IT is an unlikely tourist attraction created to have a sly dig at a local "coo-ncillor".
But now an unusual model of a cow's backside on the side of a city pub is bidding to put the wind up some of the most famous monuments in Europe.
The Cowgate sculpture has been given a cheeky mechanical dimension that means that three times-a-day, it will lift up its tail and break wind.
It is scheduled to pass gas – in the form of white smoke – at 11am, noon and 1pm, though it's owner, former Scotland rugby star Norrie Rowan, insists he is not trying to challenge the One o'Clock Gun.
Instead, he is touting it as Edinburgh's answer to the world-famous Astronomical Clock in Prague.

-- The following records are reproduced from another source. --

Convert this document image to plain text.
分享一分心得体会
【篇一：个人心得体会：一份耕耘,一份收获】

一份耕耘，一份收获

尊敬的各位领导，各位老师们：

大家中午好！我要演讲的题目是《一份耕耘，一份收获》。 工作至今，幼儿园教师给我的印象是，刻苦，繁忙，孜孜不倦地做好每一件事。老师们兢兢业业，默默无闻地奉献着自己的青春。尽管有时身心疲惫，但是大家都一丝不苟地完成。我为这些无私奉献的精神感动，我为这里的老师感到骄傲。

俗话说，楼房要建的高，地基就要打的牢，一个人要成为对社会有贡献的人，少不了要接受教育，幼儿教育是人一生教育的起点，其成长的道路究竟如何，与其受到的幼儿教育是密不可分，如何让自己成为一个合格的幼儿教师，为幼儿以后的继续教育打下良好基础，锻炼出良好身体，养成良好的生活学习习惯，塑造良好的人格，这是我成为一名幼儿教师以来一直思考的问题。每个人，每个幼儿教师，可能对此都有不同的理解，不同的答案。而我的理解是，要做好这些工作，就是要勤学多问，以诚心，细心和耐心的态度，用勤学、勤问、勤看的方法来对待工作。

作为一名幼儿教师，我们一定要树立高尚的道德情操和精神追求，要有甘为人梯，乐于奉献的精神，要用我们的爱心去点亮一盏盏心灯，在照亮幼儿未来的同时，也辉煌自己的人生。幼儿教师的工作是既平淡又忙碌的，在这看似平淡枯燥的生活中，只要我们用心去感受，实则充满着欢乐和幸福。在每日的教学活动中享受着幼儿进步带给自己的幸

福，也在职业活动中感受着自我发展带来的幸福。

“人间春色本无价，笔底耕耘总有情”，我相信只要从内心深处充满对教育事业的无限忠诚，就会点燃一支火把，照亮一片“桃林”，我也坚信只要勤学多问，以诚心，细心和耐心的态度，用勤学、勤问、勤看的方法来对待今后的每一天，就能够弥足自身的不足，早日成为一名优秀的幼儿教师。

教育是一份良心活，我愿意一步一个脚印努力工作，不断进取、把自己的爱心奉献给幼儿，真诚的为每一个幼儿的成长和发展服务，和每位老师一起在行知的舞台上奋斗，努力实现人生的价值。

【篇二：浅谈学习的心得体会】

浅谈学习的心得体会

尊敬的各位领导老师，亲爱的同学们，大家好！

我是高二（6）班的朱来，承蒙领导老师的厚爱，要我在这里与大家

He has created the tongue-in-cheek attraction after becoming amazed at the interest in the sculpture from visitors to the city, which he estimates has been photographed up to 100 times every day since it was put up weeks ago. "It is just a bit fun, but at the same time we wanted to create something different in this area and maybe it will catch on," he said.
"The cow is already famous around Edinburgh and I get hundreds of tourists coming by and taking pictures of it.
So many people go to Prague to see the astronomical clock, and I'm hoping this will be something that people seek out when they come to the city.
"A lot of people already use it as a landmark when they are meeting people, so it's already famous."
A dry ice machine is being used to ensure the flatulent Friesian has plenty of gas to perform each day.
The cow – whose rear sticks out from the Rowan Tree bar on the Cowgate and head protrudes round the corner on the side of the Caves club on Niddry Street – was originally christened The Toon Cooncillor.
But after winning an appeal victory over the city's planning department, Mr Rowan decided to dedicate the rear-end to then planning committee chairman Trevor Davies, while the head was nicknamed Holy Cow in honour of then council leader the Reverend Euan Aitken.
Now that both men are no longer in their posts, and given the added mechanical feature, ex-Boroughmuir star Mr Rowan has said he plans to stage a competition to rename the cow.
His son Norman Rowan, who runs both the Rowan Tree and the Caves, said: "It is fantastic that its working and it will be a great landmark for the caves."
John Stewart, secretary of the Old Town Community Council, said provided there were no objections and it was popular, the cow sculpture should stay. He said: "It does sound a little odd, but there are plenty of strange mechanised tourist attractions in other cities. If the council have no problem with it and it's popular then I say good on the man for creating this."